THE YOUNGEST winner of BBC Sports Personality of the Year will be celebrated along with other local world-beaters when Provost Skene’s House reopens as a new visitor attraction in autumn 2021.
PSH is being redeveloped by Aberdeen City Council to tell the story of the region’s global impact in the fields of sport, science, entertainment, business and the arts.
The Sporting Champions line-up will include swimmer Ian Black, who in 1958 was voted BBC Sports Personality of the Year ahead of footballer Bobby Charlton and Formula One driver Stirling Moss after winning six medals in two championships that summer.
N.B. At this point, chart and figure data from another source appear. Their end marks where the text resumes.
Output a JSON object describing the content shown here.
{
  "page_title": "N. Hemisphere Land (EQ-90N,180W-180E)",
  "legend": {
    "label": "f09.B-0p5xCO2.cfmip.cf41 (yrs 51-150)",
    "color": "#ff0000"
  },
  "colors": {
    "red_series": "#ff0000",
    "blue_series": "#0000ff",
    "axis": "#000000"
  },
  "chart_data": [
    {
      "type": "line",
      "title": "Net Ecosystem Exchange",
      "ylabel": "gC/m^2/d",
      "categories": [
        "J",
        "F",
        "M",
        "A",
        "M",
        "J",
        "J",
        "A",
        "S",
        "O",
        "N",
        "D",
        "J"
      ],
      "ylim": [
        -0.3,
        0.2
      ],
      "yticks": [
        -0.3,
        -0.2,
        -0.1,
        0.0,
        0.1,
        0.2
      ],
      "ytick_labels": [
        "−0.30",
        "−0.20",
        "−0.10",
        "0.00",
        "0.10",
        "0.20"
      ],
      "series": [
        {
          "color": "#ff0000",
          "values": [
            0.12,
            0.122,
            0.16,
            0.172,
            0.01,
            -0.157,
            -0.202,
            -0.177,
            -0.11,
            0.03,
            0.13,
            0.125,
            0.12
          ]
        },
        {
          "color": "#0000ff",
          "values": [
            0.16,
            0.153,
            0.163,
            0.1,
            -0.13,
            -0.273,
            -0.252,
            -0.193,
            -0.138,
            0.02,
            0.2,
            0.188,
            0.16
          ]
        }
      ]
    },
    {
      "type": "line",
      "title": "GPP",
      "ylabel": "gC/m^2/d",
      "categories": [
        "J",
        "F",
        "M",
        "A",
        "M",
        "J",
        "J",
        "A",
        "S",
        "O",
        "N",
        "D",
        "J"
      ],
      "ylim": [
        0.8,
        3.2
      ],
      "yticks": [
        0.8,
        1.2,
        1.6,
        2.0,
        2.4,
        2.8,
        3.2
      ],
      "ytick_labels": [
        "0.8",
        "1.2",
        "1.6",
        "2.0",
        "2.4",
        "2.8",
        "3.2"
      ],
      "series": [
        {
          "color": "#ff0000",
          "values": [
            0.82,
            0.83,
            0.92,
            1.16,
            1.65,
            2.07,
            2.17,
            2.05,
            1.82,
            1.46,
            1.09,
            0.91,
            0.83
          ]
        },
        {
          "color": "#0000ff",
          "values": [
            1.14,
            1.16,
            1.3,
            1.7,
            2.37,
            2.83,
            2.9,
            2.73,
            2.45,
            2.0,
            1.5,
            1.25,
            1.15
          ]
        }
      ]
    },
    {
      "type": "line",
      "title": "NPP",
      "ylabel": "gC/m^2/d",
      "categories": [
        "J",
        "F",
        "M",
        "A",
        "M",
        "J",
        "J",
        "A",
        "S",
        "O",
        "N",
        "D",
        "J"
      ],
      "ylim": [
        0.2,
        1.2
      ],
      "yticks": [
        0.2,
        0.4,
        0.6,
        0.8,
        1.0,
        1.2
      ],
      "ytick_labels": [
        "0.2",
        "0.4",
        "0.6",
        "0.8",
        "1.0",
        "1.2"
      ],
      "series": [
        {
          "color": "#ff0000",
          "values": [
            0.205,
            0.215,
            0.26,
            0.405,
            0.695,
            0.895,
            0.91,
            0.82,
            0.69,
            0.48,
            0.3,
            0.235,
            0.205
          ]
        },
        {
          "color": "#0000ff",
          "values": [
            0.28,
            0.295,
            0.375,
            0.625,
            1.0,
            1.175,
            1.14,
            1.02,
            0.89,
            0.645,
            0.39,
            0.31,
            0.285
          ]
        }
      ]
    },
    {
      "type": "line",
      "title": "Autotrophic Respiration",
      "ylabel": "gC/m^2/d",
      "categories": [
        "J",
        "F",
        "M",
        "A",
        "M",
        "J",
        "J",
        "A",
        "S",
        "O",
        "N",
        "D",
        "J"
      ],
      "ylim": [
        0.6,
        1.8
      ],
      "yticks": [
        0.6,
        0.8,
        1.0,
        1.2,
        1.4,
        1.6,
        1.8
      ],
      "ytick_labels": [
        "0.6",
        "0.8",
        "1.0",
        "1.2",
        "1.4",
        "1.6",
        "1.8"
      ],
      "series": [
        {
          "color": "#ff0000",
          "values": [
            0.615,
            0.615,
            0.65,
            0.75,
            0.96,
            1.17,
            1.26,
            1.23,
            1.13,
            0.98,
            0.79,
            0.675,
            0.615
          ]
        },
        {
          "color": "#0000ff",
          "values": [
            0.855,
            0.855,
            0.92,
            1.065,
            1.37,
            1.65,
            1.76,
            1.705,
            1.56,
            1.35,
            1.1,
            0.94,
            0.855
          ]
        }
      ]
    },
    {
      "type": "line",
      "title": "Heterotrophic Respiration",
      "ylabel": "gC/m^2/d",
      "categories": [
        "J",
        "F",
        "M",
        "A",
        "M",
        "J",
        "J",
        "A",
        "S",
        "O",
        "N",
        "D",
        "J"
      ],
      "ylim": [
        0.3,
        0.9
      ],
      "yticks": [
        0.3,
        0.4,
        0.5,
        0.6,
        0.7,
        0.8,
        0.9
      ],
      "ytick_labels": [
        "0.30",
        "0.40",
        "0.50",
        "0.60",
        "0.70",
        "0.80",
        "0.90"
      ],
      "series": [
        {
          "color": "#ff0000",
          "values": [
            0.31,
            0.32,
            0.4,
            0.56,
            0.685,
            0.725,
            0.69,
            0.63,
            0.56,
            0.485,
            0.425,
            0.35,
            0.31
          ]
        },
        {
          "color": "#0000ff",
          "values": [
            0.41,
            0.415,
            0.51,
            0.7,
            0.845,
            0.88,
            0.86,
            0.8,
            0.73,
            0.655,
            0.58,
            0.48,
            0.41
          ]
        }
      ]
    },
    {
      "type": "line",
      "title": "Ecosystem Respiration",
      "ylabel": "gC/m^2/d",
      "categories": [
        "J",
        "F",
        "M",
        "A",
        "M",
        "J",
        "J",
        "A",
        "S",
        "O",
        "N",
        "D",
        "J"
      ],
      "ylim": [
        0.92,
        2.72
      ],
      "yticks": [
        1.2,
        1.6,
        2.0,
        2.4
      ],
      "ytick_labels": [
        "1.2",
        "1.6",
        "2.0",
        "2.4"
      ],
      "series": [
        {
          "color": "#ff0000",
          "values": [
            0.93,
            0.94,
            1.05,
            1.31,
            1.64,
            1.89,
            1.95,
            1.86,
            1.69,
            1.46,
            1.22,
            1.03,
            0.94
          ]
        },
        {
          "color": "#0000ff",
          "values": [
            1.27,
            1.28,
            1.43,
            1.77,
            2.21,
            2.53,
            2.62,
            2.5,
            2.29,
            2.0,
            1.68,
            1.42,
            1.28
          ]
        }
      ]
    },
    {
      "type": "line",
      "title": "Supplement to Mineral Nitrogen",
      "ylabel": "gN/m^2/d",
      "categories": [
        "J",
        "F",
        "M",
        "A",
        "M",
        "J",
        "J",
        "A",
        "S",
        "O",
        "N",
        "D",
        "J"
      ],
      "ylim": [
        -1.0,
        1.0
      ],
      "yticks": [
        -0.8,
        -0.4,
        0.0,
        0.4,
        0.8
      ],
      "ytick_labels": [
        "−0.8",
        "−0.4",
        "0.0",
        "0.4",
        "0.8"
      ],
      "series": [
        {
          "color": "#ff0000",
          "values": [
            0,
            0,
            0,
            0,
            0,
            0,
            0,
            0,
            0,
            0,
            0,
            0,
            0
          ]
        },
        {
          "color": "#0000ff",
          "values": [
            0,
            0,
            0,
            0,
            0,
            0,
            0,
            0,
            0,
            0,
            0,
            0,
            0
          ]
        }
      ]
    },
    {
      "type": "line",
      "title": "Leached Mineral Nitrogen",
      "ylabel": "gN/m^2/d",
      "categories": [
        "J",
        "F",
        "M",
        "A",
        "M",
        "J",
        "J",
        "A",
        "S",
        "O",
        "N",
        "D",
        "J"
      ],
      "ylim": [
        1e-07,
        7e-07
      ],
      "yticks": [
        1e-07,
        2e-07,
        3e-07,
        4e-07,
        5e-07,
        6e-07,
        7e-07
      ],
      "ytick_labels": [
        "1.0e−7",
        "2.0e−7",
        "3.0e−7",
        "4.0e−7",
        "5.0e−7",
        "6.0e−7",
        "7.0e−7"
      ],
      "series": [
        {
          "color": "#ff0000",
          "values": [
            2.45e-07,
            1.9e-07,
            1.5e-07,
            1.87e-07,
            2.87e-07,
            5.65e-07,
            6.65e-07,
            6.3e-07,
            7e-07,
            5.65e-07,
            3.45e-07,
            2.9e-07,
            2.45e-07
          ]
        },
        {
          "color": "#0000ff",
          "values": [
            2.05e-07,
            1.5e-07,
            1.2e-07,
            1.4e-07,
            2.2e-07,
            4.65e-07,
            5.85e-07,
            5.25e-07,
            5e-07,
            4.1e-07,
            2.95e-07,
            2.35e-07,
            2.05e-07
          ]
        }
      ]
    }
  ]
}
Fittingly, BBC Sports Personality of the Year will be coming to the Granite City for the first time in its 65-year history on December 15th at P&J Live – and Ian will be in attendance.
Ian was just 17 when he received the coveted silver trophy, an experience he described to the audience as “most unexpected”. As his country’s first winner, he had stepped on stage at the Grosvenor Hotel in London to the strains of “Scotland the Brave”.
Reflecting on his success some 61 years later, Ian said it was particularly gratifying that the public chose the winner, adding: “To be held in the affection of the Scottish people, even for a while, is something to celebrate.”
In 1958 Ian took gold medals in the 400 metres, 1,500 metres freestyle and 200 metres butterfly at the European Championships and another three medals – including gold in the 220-yard butterfly – at the British Empire and Commonwealth Games.
Earning the nicknames “The Human Torpedo” and “The Golden Boy”, Ian – who wore a MacGregor tartan dressing gown poolside – rounded off 1958 being declared Sportsman of the Year by the British Sports Writers’ Association.
Ian said: “You could say that I had a golden patch – six months in which everything happened.”
He was expected to win gold at the Rome Olympics in 1960 but his preparation was compromised by a lack of access to training facilities in Aberdeen, Ian having to brave freezing water at Stonehaven’s outdoor pool and even travelling to Guernsey to use a tidal pool carved out of the coastal rock.
On St Andrew’s Day 2002, Ian was one of the first 50 people inducted into Scottish Sports Hall of Fame.
Ian had displayed precocious talent. Aged just nine, he swam from Kessock to Inverness across the Beauly Firth and at 14 had beaten the Scottish butterfly champion.
His swimming career started in earnest under coach Andy Robb when he started attending Robert Gordon’s College (RGC) in Aberdeen.
After graduating from the University of Aberdeen, Ian followed a career in education and after various headships at home and abroad he returned to the city as Headmaster of RGC Junior School in 1990.
While running a swim class for beginners he spotted a young pupil with “talent to beat the world” – a certain David Carry, who would go on to win two golds at the Commonwealth Games in 2006.
David will also feature in the Sporting Champions section of Provost Skene’s House alongside fellow swimmer Hannah Miley; rower Dame Katherine Grainger; footballing legends Denis Law, Sir Alex Ferguson and Willie Miller; cyclist Neil Fachie; canoeist Timothy Baillie; golfer Paul Lawrie; and strongman Donald Dinnie.
The £3.8 million renovation and redevelopment of Provost Skene’s House is being carried out as part of the City Centre Masterplan.